Learning to reckon publicly with this reality is a life skill, experts say. There are benefits to photographing and sharing our experiences with natural disasters—but also many ways we can inadvertently cause harm.
"Everyone's a citizen journalist right now," says Terray Sylvester, a freelance news and editorial photographer. And the moment we post to social media, we're complicit in what happens because of that post. But thinking like a professional photojournalist may help us avoid posting "disaster porn"—anything that sensationalizes the suffering of others.
Sylvester, who has covered wildfires as well as the still-active Kilauea eruptions in Hawaii, says photojournalists reporting on disasters should keep three things in mind to avoid taking morally questionable images: "Can the people in your photos rationally feel exploited or taken advantage of? If you are sharing your work widely, you should be asking yourself, is there a real public purpose to it? And then, are you creating situations that put first responders' lives in danger?"
Mika McKinnon, who has learned to avoid accidental exploitation after years of volunteering in and researching disaster zones, points out that, if someone is at a disaster site by choice—if they "went out of their way to visit a disaster in order to gawk at it"—it may not be their story to tell. For instance, Hawaii's Department of Land and Natural Resources has arrested 40 "lava chasers," including tourists, for loitering in lava zones since the Kilauea eruptions began.
When she presents on disasters, McKinnon warns viewers about sensitive material and lets them choose whether to see it: "I accidentally developed this approach because I was giving real-life disasters as examples in my talks, and it turned out that a six-year-old kid in my audience had her grandmother die in the landslide I was talking about. You don't want to make a six-year-old sob hysterically."
When it comes to avoiding re-traumatization, "we don't have really firm best practices," McKinnon says.
For every 10-second news clip of extreme damage, there are many more moments of people suffering the subtler consequences of those extremes. But people suffering the impacts of natural disaster can ethically communicate the drama they've experienced—and when handled with enough sensitivity, these images can be hugely influential. Sharing photos can build empathy, which increases the likelihood of outside assistance, McKinnon says.
When people take photos of a moment of celebration during a disaster, it doesn't mean they've forgotten all the pain nearby: "They aren't thinking, 'Oh, score, I've got the most dramatic backdrop ever'—they're trying to deal with their life going on," McKinnon says. "Not everything goes on hold just because things have gone sideways."
Iconic photojournalism from past fires reflects that value.

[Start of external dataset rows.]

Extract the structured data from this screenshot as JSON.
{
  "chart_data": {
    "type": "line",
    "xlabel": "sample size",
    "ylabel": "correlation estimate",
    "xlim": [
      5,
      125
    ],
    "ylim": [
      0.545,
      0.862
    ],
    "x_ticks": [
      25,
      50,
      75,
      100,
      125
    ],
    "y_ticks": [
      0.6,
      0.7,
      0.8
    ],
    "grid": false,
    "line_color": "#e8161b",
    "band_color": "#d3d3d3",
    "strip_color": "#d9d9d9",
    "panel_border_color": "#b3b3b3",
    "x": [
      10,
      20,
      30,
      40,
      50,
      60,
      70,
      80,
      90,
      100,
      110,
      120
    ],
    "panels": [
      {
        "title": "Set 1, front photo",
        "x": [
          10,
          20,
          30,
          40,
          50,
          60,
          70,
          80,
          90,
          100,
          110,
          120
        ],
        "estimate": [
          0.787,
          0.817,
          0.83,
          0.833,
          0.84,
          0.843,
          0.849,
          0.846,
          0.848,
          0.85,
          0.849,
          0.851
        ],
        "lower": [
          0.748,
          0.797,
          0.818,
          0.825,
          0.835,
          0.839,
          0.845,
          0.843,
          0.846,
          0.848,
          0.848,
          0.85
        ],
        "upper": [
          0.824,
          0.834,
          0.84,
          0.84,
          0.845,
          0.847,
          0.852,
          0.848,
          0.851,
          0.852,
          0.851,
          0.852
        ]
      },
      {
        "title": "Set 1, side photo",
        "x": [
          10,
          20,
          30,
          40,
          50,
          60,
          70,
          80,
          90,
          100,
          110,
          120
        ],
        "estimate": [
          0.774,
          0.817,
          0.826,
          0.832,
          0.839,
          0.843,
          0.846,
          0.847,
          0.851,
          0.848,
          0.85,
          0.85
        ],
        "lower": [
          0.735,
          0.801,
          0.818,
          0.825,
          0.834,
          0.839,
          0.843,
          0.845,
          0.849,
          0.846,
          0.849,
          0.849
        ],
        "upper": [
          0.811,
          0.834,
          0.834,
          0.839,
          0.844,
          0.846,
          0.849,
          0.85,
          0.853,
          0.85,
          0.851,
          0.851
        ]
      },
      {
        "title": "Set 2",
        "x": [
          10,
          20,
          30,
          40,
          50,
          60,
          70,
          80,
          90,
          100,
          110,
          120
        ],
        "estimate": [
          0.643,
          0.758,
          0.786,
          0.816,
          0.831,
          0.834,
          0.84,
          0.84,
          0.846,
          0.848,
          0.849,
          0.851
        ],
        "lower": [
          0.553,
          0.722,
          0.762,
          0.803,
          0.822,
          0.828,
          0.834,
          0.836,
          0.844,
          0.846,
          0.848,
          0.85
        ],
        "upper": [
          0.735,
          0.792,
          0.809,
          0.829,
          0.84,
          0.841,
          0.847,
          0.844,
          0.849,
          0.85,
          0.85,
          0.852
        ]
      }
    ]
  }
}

Sylvester appreciates the images of golfers playing during Oregon's Eagle Creek fire last year, and beside the current Kilauea fallout. "These photos catch public attention because they show there's no dividing line between normal life and disaster, and that really brings home for people that this can affect all of us," he says.
Both Sara Kramer and photographer Alexi Hubbell echo that sentiment in their Instagram photo captions, which call out the many firefighters battling the flames, and suggest ways to help Durango residents through tourism.
In the end, McKinnon says purposefully excluding the fire from photos would be wrong in a different way: "Real life isn't Instagram-perfect and you have to reflect your reality. If it's happening anyway and you're in a safe space, and you're not harming others or exploiting the harm of others, then you might as well," she says. "[The fire] will be in their memories forever," McKinnon adds, "so shouldn't it also be in their photography?"